Thermal imaging processes are well-known. In these processes a donor element comprising a colorant is heated, by, for example, a thermal head or an infra-red laser, causing the colorant to be transferred to a receptor sheet. Depending on the process, the colorant may be a dye or pigment or a mixture of dyes and/or pigments. Imagewise heating of the donor element reproduces the corresponding image on the receptor sheet. Transfer in register to the same receptor sheet from several differently colored donor elements produces a multicolored image. Different single colored donor elements or a multicolor donor element carrying different colors in different regions which can be brought into position in turn can be used for transfer.
When an infra-red laser is used for thermal transfer, only a single, small, selected area is heated at one time.
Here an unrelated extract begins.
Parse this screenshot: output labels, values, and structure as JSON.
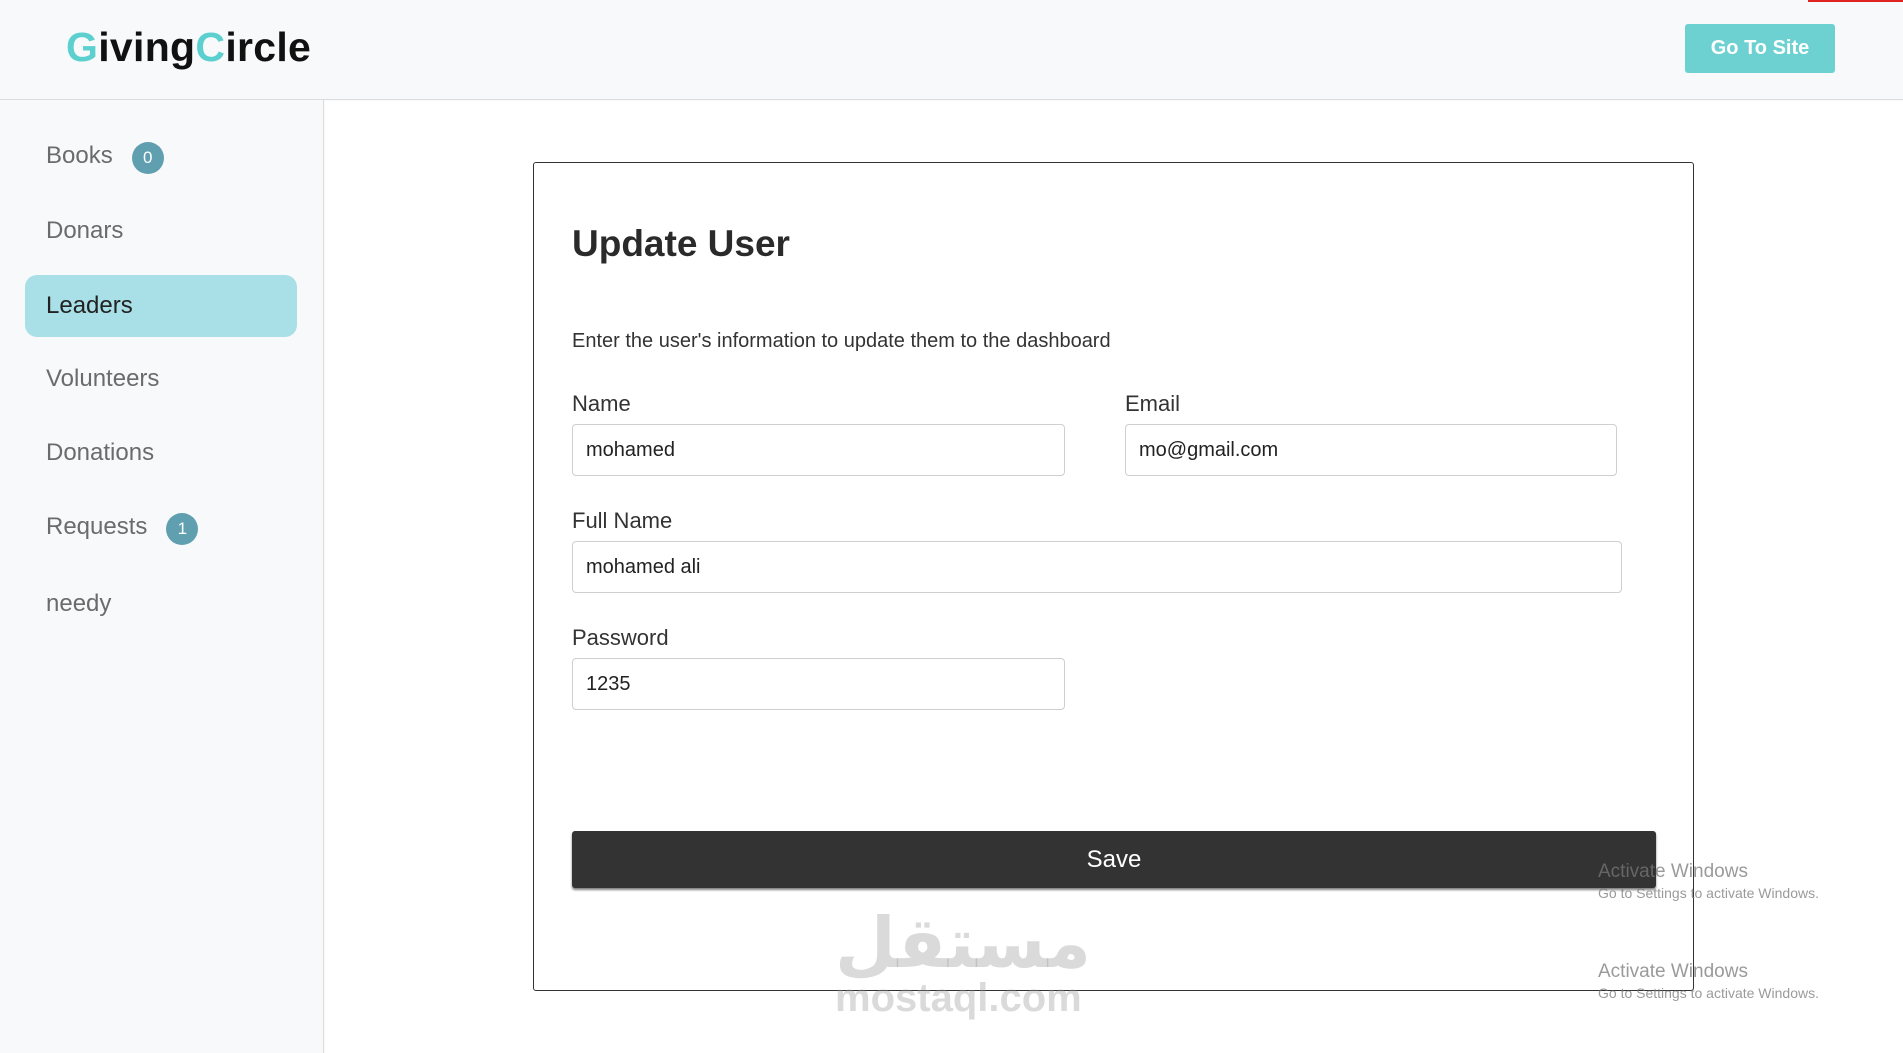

Since only a small region of colorant is heated and transferred, the image can be built up pixel by pixel. Computer control of such processes allows multicolor images of high definition to be produced at high speed. This process is disclosed in Baldock, UK Patent 2,083,726.
In the laser-induced thermal dye transfer process, the donor element comprises a heat transferable dye, sometimes called a thermal transfer dye, usually in a formulation with a binder, supported on a substrate. The dye donor element is contacted with a receptor sheet, and the surface of the substrate irradiated with an infra-red laser to transfer the dye to the receptor sheet. For the heat transferable dye to be directly heated by the laser, a dye which strongly absorbs the wavelength of the exciting laser is required. This need to match the infra-red absorption of the dye to the emission of the laser greatly restricts the number of dyes which can be used in the laser-induced thermal transfer process.
As an alternative, the dye may be heated indirectly by incorporating a separate radiation absorber, such as carbon black, into the dye layer. However, carbon black has a tendency to aggregate or agglomerate when coated so that the absorber is not uniformly distributed in the donor element. In addition, small carbon black particles tend to be carried over with the dye, contaminating the image.
Alternatively, an infra-red absorbing compound can be added to the dye layer. Dye donor layers containing infra-red absorbing materials have been disclosed by, for example, Barlow, U.S. Pat. No. 4,778,128, which discloses thermal printing media comprising infra-red absorbing poly(substituted)phthalocyanine compounds; DeBoer, EPO Application 0 321 923, which discloses infra-red absorbing donor elements which contain cyanine dyes; and DeBoer, U.S. Pat. No. 4,942,141, which discloses infra-red absorbing donor elements which contain selected squarylium dyes. However, there is a continuing need for infra-red absorbing materials which may be used to advantage in laser-induced thermal transfer processes.